Zum einen geht es um Fragen zu den Ämtern. An wen wende ich mich mit meinem Bedarf, wie erreiche ich jene Abteilung, wie fülle diesen Antrag aus? Andere brauchen praktische Unterstützung. Wer nach einer Reise in Quarantäne ist oder gerade aus dem Krankenhaus entlassen wurde, kann nicht selbst einkaufen gehen. Wer ein erhöhtes Risiko für eine schwere Erkrankung hat, freut sich auch, wenn Besorgungen übernommen werden. Ich hatte allerdings erwartet, dass mehr Menschen jemanden zum Reden suchen. Und ich dachte, dass viele Leute sich jemanden wünschen, der ihnen mal in aller Ruhe die digitale Technik erklärt. Ist doch praktisch in dieser Zeit, wenn man auch Video-Telefonieren kann! Aber vielleicht kommt ja beides noch.

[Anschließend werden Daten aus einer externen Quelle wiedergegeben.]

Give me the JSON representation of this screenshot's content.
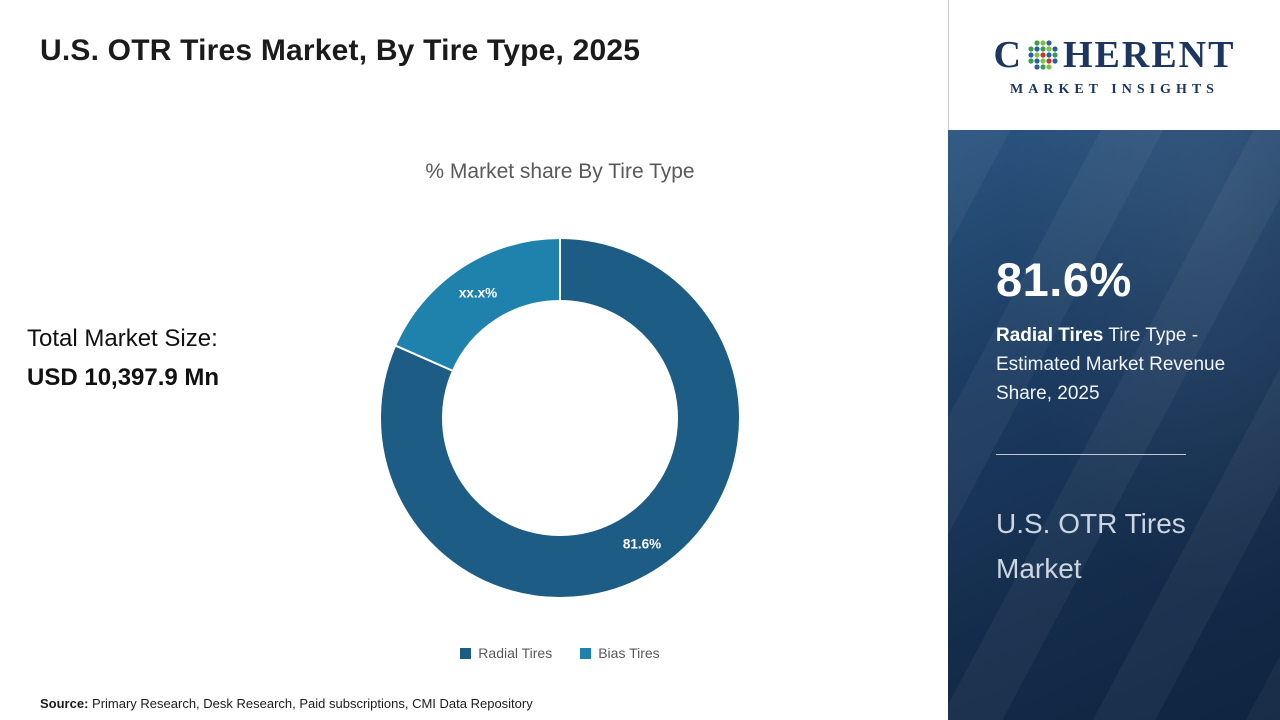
{
  "page": {
    "title": "U.S. OTR Tires Market, By Tire Type, 2025",
    "source_label": "Source:",
    "source_text": " Primary Research, Desk Research, Paid subscriptions, CMI Data Repository"
  },
  "left": {
    "total_label": "Total Market Size:",
    "total_value": "USD 10,397.9 Mn"
  },
  "chart_data": {
    "type": "pie",
    "donut": true,
    "title": "% Market share By Tire Type",
    "categories": [
      "Radial Tires",
      "Bias Tires"
    ],
    "values": [
      81.6,
      18.4
    ],
    "slice_labels": [
      "81.6%",
      "xx.x%"
    ],
    "colors": [
      "#1d5c85",
      "#1f82ad"
    ],
    "start_angle_deg": 0,
    "legend_position": "bottom"
  },
  "side_panel": {
    "stat_value": "81.6%",
    "stat_bold": "Radial Tires",
    "stat_rest": " Tire Type - Estimated Market Revenue Share, 2025",
    "panel_title": "U.S. OTR Tires Market",
    "bg_color": "#16365c"
  },
  "logo": {
    "letter_c": "C",
    "rest": "HERENT",
    "line2": "MARKET INSIGHTS"
  }
}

Welches sind denn die Dienste, die am meisten angeboten werden?
Das sind tatsächlich Einkauf und Besorgungen, was mich nicht erstaunt. Es gibt auch Menschen, die Community-Masken nähen wollen, also einen Mundschutz aus Stoff. Das ist schön, dazu braucht man nicht einmal vor die Tür. Für andere Angebote gibt es bereits spezialisierte Plattformen, wie corona-school.de zur Lernunterstützung oder Silbernetz für ältere Menschen.
Haben Sie eigentlich Unterschiede zwischen Lichtenberg und Hohenschönhausen festgestellt, für beide gibt es ja eine eigene Telefonnummer?

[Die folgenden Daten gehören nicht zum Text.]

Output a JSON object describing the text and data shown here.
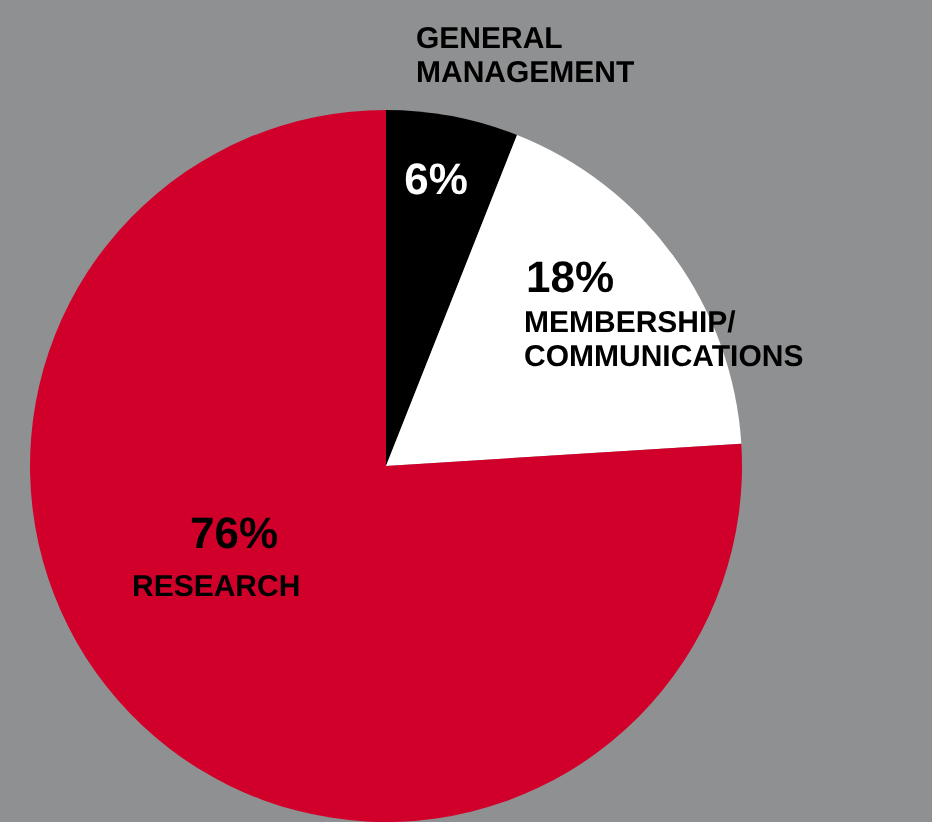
{
  "chart_data": {
    "type": "pie",
    "categories": [
      "GENERAL MANAGEMENT",
      "MEMBERSHIP/ COMMUNICATIONS",
      "RESEARCH"
    ],
    "values": [
      6,
      18,
      76
    ],
    "colors": [
      "#000000",
      "#ffffff",
      "#d0002a"
    ],
    "value_labels": [
      "6%",
      "18%",
      "76%"
    ],
    "legend": false
  }
}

Der Bedarf ist ungefähr gleich verteilt, mehr Hilfsangebote kommen aus Lichtenberg.
Also ist das Angebot generell größer, als die Nachfrage? Woran liegt das?
Das weiß ich nicht, aber ich freue mich darüber! Ist doch ein gutes Gefühl für uns alle zu wissen, dass wir Unterstützung bekommen können. Und ich finde es überhaupt nicht schlimm, sie im Bedarfsfall anzunehmen. Es kommen auch wieder Zeiten, in denen man selbst anderen etwas Gutes tun kann.
Bezirk mit vielen Engagierten
Sie leiten seit Juli 2016 die Oscar Freiwilligenagentur in Lichtenberg und arbeiten seit vielen Jahren im Bereich des ehrenamtlichen Engagements. Überrascht Sie die große Solidarität dennoch?
Nein, die überrascht mich wirklich nicht. Ich habe Lichtenberg von Anfang an als einen Bezirk erlebt, in dem sich viele Menschen freiwillig engagieren. Unsere Agentur bietet dafür viele Möglichkeiten. Und natürlich gibt es noch viel mehr, in den Stadtteilzentren und Begegnungsstätten, in Kiez-Initiativen, in Migranten-Organisationen. Ich kann gar nicht alles aufzählen.
Was macht Ihnen aktuell besondere Sorgen?
Das sind die Menschen, die kaum technische Möglichkeiten haben, also zum Beispiel keinen Internet-Anschluss. Aus meiner Sicht ist es wichtig, dass wir alle auch auf diese Nachbarn achten. Einfach mal klingeln und fragen, wie es so geht. Bei Bedarf kann man ja die Hotline-Nummer weitergeben, aber manchmal reicht ein Gespräch über den Flur von Wohnungstür zu Wohnungstür.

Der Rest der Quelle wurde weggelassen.